Photos courtesy of Anwar Sabri
This is what happened ten years on from my first graduation. Now let me tell you about my second graduation. Ten years had passed since that visit to the canteen. It was around that time, that last visit, that I graduated. Or, say, passed out of the world. My soul split away. It was something beyond description, something I can’t explain: a sensation more intense than all the torments which meet you in this world. I had died and gone to another world altogether, with its own strict rituals and laws, which permit us to visit you only in your sleep and, sometimes, for us to attend you in spirit at times of crisis, though you are unaware of our presence. I shan’t tell you about the world of the dead. Even if I wanted to, we cannot. It is the only thing you cannot know of, not until you experience it for yourselves. A few days after my own death, I remember I visited a man I’d loved more than anybody or anything else. I was still heartbroken at leaving him and I wanted to know how he would receive me when I came. I was beautiful and silent. I wished to set a gentle kiss on his brow, and as I approached he shied and fled from my grasp. He wanted to wake. I take refuge with God from Satan, he said. I felt a vast sadness and I never requested to meet or make contact with anybody ever again, except on the occasion of my most recent visit, which is the reason I am writing to you now.

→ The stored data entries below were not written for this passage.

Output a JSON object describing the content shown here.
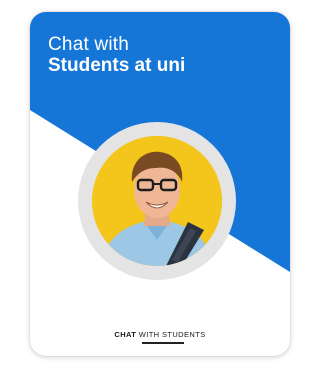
{
  "header": {
    "line1": "Chat with",
    "line2": "Students at uni"
  },
  "footer": {
    "label_bold": "CHAT",
    "label_normal": "WITH STUDENTS"
  },
  "avatar": {
    "icon": "student-portrait"
  },
  "colors": {
    "brand_blue": "#1576d8",
    "avatar_bg": "#f4c51a",
    "ring": "#e4e4e4",
    "text_dark": "#1a1a1a"
  }
}
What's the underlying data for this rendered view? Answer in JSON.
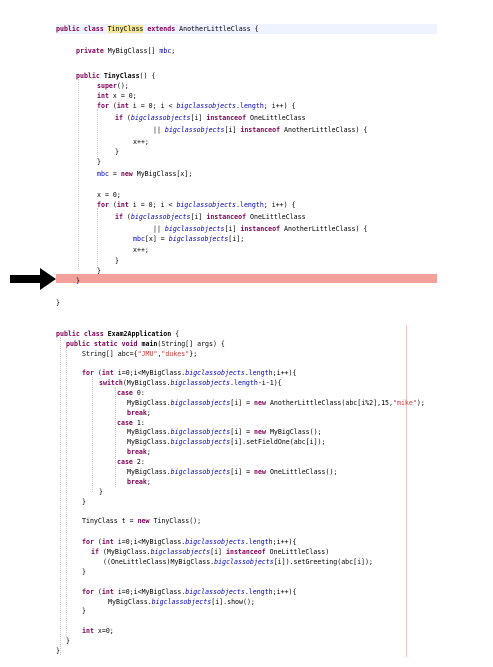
{
  "snippet1": [
    [
      [
        "kw",
        "public"
      ],
      [
        "t",
        " "
      ],
      [
        "kw",
        "class"
      ],
      [
        "t",
        " "
      ],
      [
        "cls",
        "TinyClass"
      ],
      [
        "t",
        " "
      ],
      [
        "kw",
        "extends"
      ],
      [
        "t",
        " AnotherLittleClass {"
      ]
    ],
    [
      [
        "t",
        ""
      ]
    ],
    [
      [
        "kw",
        "private"
      ],
      [
        "t",
        " MyBigClass[] "
      ],
      [
        "pf",
        "mbc"
      ],
      [
        "t",
        ";"
      ]
    ],
    [
      [
        "t",
        ""
      ]
    ],
    [
      [
        "kw",
        "public"
      ],
      [
        "t",
        " "
      ],
      [
        "b",
        "TinyClass"
      ],
      [
        "t",
        "() {"
      ]
    ],
    [
      [
        "kw",
        "super"
      ],
      [
        "t",
        "();"
      ]
    ],
    [
      [
        "kw",
        "int"
      ],
      [
        "t",
        " x = 0;"
      ]
    ],
    [
      [
        "kw",
        "for"
      ],
      [
        "t",
        " ("
      ],
      [
        "kw",
        "int"
      ],
      [
        "t",
        " i = 0; i < "
      ],
      [
        "fd",
        "bigclassobjects"
      ],
      [
        "t",
        "."
      ],
      [
        "pf",
        "length"
      ],
      [
        "t",
        "; i++) {"
      ]
    ],
    [
      [
        "kw",
        "if"
      ],
      [
        "t",
        " ("
      ],
      [
        "fd",
        "bigclassobjects"
      ],
      [
        "t",
        "[i] "
      ],
      [
        "kw",
        "instanceof"
      ],
      [
        "t",
        " OneLittleClass"
      ]
    ],
    [
      [
        "t",
        "|| "
      ],
      [
        "fd",
        "bigclassobjects"
      ],
      [
        "t",
        "[i] "
      ],
      [
        "kw",
        "instanceof"
      ],
      [
        "t",
        " AnotherLittleClass) {"
      ]
    ],
    [
      [
        "t",
        "x++;"
      ]
    ],
    [
      [
        "t",
        "}"
      ]
    ],
    [
      [
        "t",
        "}"
      ]
    ],
    [
      [
        "pf",
        "mbc"
      ],
      [
        "t",
        " = "
      ],
      [
        "kw",
        "new"
      ],
      [
        "t",
        " MyBigClass[x];"
      ]
    ],
    [
      [
        "t",
        ""
      ]
    ],
    [
      [
        "t",
        "x = 0;"
      ]
    ],
    [
      [
        "kw",
        "for"
      ],
      [
        "t",
        " ("
      ],
      [
        "kw",
        "int"
      ],
      [
        "t",
        " i = 0; i < "
      ],
      [
        "fd",
        "bigclassobjects"
      ],
      [
        "t",
        "."
      ],
      [
        "pf",
        "length"
      ],
      [
        "t",
        "; i++) {"
      ]
    ],
    [
      [
        "kw",
        "if"
      ],
      [
        "t",
        " ("
      ],
      [
        "fd",
        "bigclassobjects"
      ],
      [
        "t",
        "[i] "
      ],
      [
        "kw",
        "instanceof"
      ],
      [
        "t",
        " OneLittleClass"
      ]
    ],
    [
      [
        "t",
        "|| "
      ],
      [
        "fd",
        "bigclassobjects"
      ],
      [
        "t",
        "[i] "
      ],
      [
        "kw",
        "instanceof"
      ],
      [
        "t",
        " AnotherLittleClass) {"
      ]
    ],
    [
      [
        "pf",
        "mbc"
      ],
      [
        "t",
        "[x] = "
      ],
      [
        "fd",
        "bigclassobjects"
      ],
      [
        "t",
        "[i];"
      ]
    ],
    [
      [
        "t",
        "x++;"
      ]
    ],
    [
      [
        "t",
        "}"
      ]
    ],
    [
      [
        "t",
        "}"
      ]
    ],
    [
      [
        "t",
        "}"
      ]
    ],
    [
      [
        "t",
        ""
      ]
    ],
    [
      [
        "t",
        "}"
      ]
    ]
  ],
  "snippet2": [
    [
      [
        "kw",
        "public"
      ],
      [
        "t",
        " "
      ],
      [
        "kw",
        "class"
      ],
      [
        "t",
        " "
      ],
      [
        "b",
        "Exam2Application"
      ],
      [
        "t",
        " {"
      ]
    ],
    [
      [
        "kw",
        "public"
      ],
      [
        "t",
        " "
      ],
      [
        "kw",
        "static"
      ],
      [
        "t",
        " "
      ],
      [
        "kw",
        "void"
      ],
      [
        "t",
        " "
      ],
      [
        "b",
        "main"
      ],
      [
        "t",
        "(String[] args) {"
      ]
    ],
    [
      [
        "t",
        "String[] abc={"
      ],
      [
        "str",
        "\"JMU\""
      ],
      [
        "t",
        ","
      ],
      [
        "str",
        "\"dukes\""
      ],
      [
        "t",
        "};"
      ]
    ],
    [
      [
        "t",
        ""
      ]
    ],
    [
      [
        "kw",
        "for"
      ],
      [
        "t",
        " ("
      ],
      [
        "kw",
        "int"
      ],
      [
        "t",
        " i=0;i<MyBigClass."
      ],
      [
        "fd",
        "bigclassobjects"
      ],
      [
        "t",
        "."
      ],
      [
        "pf",
        "length"
      ],
      [
        "t",
        ";i++){"
      ]
    ],
    [
      [
        "kw",
        "switch"
      ],
      [
        "t",
        "(MyBigClass."
      ],
      [
        "fd",
        "bigclassobjects"
      ],
      [
        "t",
        "."
      ],
      [
        "pf",
        "length"
      ],
      [
        "t",
        "-i-1){"
      ]
    ],
    [
      [
        "kw",
        "case"
      ],
      [
        "t",
        " 0:"
      ]
    ],
    [
      [
        "t",
        "MyBigClass."
      ],
      [
        "fd",
        "bigclassobjects"
      ],
      [
        "t",
        "[i] = "
      ],
      [
        "kw",
        "new"
      ],
      [
        "t",
        " AnotherLittleClass(abc[i%2],15,"
      ],
      [
        "str",
        "\"mike\""
      ],
      [
        "t",
        ");"
      ]
    ],
    [
      [
        "kw",
        "break"
      ],
      [
        "t",
        ";"
      ]
    ],
    [
      [
        "kw",
        "case"
      ],
      [
        "t",
        " 1:"
      ]
    ],
    [
      [
        "t",
        "MyBigClass."
      ],
      [
        "fd",
        "bigclassobjects"
      ],
      [
        "t",
        "[i] = "
      ],
      [
        "kw",
        "new"
      ],
      [
        "t",
        " MyBigClass();"
      ]
    ],
    [
      [
        "t",
        "MyBigClass."
      ],
      [
        "fd",
        "bigclassobjects"
      ],
      [
        "t",
        "[i].setFieldOne(abc[i]);"
      ]
    ],
    [
      [
        "kw",
        "break"
      ],
      [
        "t",
        ";"
      ]
    ],
    [
      [
        "kw",
        "case"
      ],
      [
        "t",
        " 2:"
      ]
    ],
    [
      [
        "t",
        "MyBigClass."
      ],
      [
        "fd",
        "bigclassobjects"
      ],
      [
        "t",
        "[i] = "
      ],
      [
        "kw",
        "new"
      ],
      [
        "t",
        " OneLittleClass();"
      ]
    ],
    [
      [
        "kw",
        "break"
      ],
      [
        "t",
        ";"
      ]
    ],
    [
      [
        "t",
        "}"
      ]
    ],
    [
      [
        "t",
        "}"
      ]
    ],
    [
      [
        "t",
        ""
      ]
    ],
    [
      [
        "t",
        "TinyClass t = "
      ],
      [
        "kw",
        "new"
      ],
      [
        "t",
        " TinyClass();"
      ]
    ],
    [
      [
        "t",
        ""
      ]
    ],
    [
      [
        "kw",
        "for"
      ],
      [
        "t",
        " ("
      ],
      [
        "kw",
        "int"
      ],
      [
        "t",
        " i=0;i<MyBigClass."
      ],
      [
        "fd",
        "bigclassobjects"
      ],
      [
        "t",
        "."
      ],
      [
        "pf",
        "length"
      ],
      [
        "t",
        ";i++){"
      ]
    ],
    [
      [
        "kw",
        "if"
      ],
      [
        "t",
        " (MyBigClass."
      ],
      [
        "fd",
        "bigclassobjects"
      ],
      [
        "t",
        "[i] "
      ],
      [
        "kw",
        "instanceof"
      ],
      [
        "t",
        " OneLittleClass)"
      ]
    ],
    [
      [
        "t",
        "((OneLittleClass)MyBigClass."
      ],
      [
        "fd",
        "bigclassobjects"
      ],
      [
        "t",
        "[i]).setGreeting(abc[i]);"
      ]
    ],
    [
      [
        "t",
        "}"
      ]
    ],
    [
      [
        "t",
        ""
      ]
    ],
    [
      [
        "kw",
        "for"
      ],
      [
        "t",
        " ("
      ],
      [
        "kw",
        "int"
      ],
      [
        "t",
        " i=0;i<MyBigClass."
      ],
      [
        "fd",
        "bigclassobjects"
      ],
      [
        "t",
        "."
      ],
      [
        "pf",
        "length"
      ],
      [
        "t",
        ";i++){"
      ]
    ],
    [
      [
        "t",
        "MyBigClass."
      ],
      [
        "fd",
        "bigclassobjects"
      ],
      [
        "t",
        "[i].show();"
      ]
    ],
    [
      [
        "t",
        "}"
      ]
    ],
    [
      [
        "t",
        ""
      ]
    ],
    [
      [
        "kw",
        "int"
      ],
      [
        "t",
        " x=0;"
      ]
    ],
    [
      [
        "t",
        "}"
      ]
    ],
    [
      [
        "t",
        "}"
      ]
    ]
  ],
  "highlight": {
    "color": "#f4a09a",
    "current_line": 23
  },
  "colors": {
    "keyword": "#7f0055",
    "field": "#0000c0",
    "string": "#d23a3a",
    "class_highlight": "#f4e79a"
  },
  "arrow_icon": "right-arrow-icon"
}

Ten years on from that second graduation, I was visited by the feeling that the country was in trouble, and I decided to pay it a visit. Once again, I chose the faculty canteen, the one place in your world I am drawn to more than any other. But this time the faces were still and silent, their murmurs dazed and disbelieving: people who would give up everything for the sake of what they’d lost. The news was of war and destruction, bombs and missiles, explosions and blood, of grief and mourning, wakes and funerals, of severed limbs, of darkness everywhere, of biting cold, a single blanket to cover four bodies, of souls struck with terror and searching for somewhere to keep their lives safe, to hide their lives from the bombs’ searching eyes, of people dropping to the ground from grief, of oppression riddling them like an abscess, and no medicine, no electricity, no water, no bread. And everywhere waste and devastation. Nothing left. Nothing at all. And I don’t want to come back here, where there is no justice and no law, where everyone is searching for some thing.